Whether it’s happening soon or not is anyone’s best guess. I would think it happens sooner rather than later; the league and others, especially the NBA, have long been trending in this direction, and it’s only a matter of time before it becomes reality. And once it happens in one sport, I would expect it to follow suit in others.

The Hurricanes have a stocked cupboard of defensive prospects, which spells a bright future for the team’s blue line. Noah Hanifin and Haydn Fleury are certainly two of the top prospects, but there are others knocking on the door, as well.

On a one-year, one-way contract, 25-year-old defenseman Michal Jordan will look to solidify himself as an everyday NHL defenseman. 22-year-old Ryan Murphy is entering into the final year of his three-year entry-level contract and figures to be squarely in the mix for a spot on the team. Danny Biega, Keegan Lowe and Rasmus Rissanen played games with the big club last season and will be vying for more.

Beyond that, a number of prospects are intriguing. Trevor Carrick and Dennis Robertson have one year of pro hockey under their belts. Guys like Tyler Ganly, Kyle Jenkins, Roland McKeown, Brett Pesce, Jaccob Slavin and Josh Wesley also have to be in the mix in the coming years.

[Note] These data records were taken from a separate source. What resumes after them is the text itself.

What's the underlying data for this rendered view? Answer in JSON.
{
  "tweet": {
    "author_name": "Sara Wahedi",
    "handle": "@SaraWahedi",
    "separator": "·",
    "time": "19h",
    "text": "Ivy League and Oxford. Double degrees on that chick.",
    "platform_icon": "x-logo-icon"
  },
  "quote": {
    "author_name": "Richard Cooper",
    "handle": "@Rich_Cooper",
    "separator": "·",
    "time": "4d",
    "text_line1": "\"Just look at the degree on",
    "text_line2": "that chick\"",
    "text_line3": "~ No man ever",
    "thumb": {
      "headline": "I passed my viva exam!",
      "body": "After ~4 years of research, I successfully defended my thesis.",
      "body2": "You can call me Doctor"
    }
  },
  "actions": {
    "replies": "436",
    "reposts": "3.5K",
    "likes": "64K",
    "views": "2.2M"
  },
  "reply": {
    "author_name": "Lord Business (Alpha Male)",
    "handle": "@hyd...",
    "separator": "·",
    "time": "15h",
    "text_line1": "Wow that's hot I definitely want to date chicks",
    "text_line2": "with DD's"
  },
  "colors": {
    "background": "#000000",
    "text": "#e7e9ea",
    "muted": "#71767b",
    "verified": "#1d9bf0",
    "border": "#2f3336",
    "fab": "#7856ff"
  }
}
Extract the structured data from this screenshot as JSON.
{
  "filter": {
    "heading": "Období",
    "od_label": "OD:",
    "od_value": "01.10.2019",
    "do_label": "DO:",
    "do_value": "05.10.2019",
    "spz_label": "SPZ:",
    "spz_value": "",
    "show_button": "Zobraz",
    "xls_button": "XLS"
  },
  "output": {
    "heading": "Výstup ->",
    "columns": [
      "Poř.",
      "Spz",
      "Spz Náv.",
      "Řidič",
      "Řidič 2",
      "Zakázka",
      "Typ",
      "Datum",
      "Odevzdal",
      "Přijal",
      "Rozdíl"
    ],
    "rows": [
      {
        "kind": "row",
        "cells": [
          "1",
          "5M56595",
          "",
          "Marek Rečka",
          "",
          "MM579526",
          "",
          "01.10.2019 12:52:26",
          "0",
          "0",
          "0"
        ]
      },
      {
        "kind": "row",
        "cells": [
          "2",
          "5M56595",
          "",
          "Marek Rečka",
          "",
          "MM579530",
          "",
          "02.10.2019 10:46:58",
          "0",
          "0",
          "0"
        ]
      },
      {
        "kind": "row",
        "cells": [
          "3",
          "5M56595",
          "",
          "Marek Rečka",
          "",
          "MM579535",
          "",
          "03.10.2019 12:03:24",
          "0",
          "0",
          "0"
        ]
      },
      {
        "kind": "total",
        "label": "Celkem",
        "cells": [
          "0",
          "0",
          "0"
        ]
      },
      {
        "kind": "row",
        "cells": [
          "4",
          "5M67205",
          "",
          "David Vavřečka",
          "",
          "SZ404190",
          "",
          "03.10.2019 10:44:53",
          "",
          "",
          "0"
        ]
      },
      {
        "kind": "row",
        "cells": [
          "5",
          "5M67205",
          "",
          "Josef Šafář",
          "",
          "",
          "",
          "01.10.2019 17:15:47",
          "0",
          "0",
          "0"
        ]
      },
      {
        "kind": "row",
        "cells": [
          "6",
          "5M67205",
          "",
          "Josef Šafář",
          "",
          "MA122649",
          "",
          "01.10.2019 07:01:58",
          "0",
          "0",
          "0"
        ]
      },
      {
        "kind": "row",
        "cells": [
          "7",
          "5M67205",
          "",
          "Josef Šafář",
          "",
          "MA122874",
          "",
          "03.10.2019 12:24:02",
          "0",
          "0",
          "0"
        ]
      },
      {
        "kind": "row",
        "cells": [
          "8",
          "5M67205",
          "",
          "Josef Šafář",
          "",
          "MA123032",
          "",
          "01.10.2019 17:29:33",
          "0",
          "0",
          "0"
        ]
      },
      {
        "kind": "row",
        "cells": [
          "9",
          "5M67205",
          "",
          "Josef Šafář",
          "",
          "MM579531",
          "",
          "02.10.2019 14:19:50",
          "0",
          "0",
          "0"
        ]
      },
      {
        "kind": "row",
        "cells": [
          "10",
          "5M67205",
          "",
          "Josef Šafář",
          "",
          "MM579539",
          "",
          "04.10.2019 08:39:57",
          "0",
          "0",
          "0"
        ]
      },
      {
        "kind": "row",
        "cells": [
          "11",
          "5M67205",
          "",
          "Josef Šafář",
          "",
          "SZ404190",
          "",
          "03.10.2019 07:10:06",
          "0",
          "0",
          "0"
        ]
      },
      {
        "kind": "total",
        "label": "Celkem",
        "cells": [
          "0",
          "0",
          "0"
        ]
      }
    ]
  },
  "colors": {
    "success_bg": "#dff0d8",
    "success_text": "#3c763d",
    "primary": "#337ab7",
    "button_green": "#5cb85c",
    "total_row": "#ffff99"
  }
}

So, to answer your question, there’s a good mix of prospects that are near-NHL ready. Hanifin and Fleury certainly headline the crop, but there are many able bodies that are going to push in training camp this year and beyond.

This question is about a month old, but, hey, I save these for a reason …

Our annual CarolinaHurricanes.com site redesign is coming soon. Some years the redesign is more sweeping than others; for example, last year was a quick refresh of the background and headers you see throughout the site. This year, the changes are going to be more drastic, both on the homepage and as you travel through the site with the goal of improving the visual appeal of CarolinaHurricanes.com and making content more accessible from the homepage.

That’s my tease, but I won’t keep you hanging for long – the redesign will be live in the next couple of weeks.

Still trying to figure out how to send food via DMs.